Twisties are the only brand offering 270g packs and so this may instead be reflecting a higher likelihood of purchasing Twisties.

Conclusion¶

Sales have mainly been due to Budget - older families, Mainstream - young singles/couples, and Mainstream retirees shoppers. We found that the high spend in chips for mainstream young singles/couples and retirees is due to there being more of them than other buyers.

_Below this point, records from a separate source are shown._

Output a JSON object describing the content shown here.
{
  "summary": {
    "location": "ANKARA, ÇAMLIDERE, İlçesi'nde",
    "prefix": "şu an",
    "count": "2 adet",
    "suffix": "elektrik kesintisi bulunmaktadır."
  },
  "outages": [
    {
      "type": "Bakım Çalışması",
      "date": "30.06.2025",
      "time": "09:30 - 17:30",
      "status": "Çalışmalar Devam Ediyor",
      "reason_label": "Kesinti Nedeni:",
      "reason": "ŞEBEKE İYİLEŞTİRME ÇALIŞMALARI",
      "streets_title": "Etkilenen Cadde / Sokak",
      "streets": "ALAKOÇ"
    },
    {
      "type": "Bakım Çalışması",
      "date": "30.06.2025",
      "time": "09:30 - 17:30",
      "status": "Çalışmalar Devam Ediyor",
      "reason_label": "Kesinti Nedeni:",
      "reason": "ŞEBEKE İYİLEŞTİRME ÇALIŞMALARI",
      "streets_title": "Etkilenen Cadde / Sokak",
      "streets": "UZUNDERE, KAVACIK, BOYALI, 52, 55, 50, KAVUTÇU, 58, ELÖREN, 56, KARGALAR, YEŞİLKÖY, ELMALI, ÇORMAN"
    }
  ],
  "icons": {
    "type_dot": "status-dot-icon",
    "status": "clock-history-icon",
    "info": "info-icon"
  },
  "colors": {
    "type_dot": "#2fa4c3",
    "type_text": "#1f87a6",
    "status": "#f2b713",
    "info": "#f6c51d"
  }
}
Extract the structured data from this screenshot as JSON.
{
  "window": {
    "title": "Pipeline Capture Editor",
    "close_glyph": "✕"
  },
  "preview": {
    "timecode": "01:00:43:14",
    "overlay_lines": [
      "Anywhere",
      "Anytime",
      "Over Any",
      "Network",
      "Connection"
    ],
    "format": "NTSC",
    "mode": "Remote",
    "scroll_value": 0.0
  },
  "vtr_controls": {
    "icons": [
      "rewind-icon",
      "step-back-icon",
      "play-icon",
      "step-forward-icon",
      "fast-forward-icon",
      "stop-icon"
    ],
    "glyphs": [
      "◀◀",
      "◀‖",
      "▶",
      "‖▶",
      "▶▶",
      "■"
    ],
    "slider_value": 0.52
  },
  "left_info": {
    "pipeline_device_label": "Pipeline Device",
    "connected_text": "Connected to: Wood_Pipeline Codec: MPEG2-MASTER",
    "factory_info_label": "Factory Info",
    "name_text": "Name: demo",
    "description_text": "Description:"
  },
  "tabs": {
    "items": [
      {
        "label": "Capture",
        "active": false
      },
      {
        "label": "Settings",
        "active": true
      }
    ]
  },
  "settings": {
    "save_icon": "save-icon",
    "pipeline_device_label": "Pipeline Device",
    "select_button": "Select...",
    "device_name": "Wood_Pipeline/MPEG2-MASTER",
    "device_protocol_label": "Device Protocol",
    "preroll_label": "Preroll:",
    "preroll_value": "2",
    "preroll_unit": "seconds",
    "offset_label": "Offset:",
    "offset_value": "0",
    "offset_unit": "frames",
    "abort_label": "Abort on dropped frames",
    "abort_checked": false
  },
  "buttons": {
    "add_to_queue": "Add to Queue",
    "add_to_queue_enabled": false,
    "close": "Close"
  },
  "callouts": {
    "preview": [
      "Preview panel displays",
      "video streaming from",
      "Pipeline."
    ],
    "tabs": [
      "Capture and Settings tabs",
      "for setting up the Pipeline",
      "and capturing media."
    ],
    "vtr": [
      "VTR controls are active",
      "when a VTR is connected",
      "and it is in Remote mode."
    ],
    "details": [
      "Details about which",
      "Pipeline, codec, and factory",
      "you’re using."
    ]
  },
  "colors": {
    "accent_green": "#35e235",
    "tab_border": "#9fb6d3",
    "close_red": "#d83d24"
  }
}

Mainstream, midage and young singles and couples are also more likely to pay more per packet of chips. This is indicative of impulse buying behaviour. We’ve also found that Mainstream young singles and couples are 23% more likely to purchase Tyrrells chips compared to the rest of the population. The Category Manager may want to increase the category’s performance by off-locating some Tyrrells and smaller packs of chips in discretionary space near segments where young singles and couples frequent more often to increase visibilty and impulse behaviour.

Quantium can help the Category Manager with recommendations of where these segments are and further help them with measuring the impact of the changed placement. We’ll work on measuring the impact of trials in the next task and putting all these together in the third task.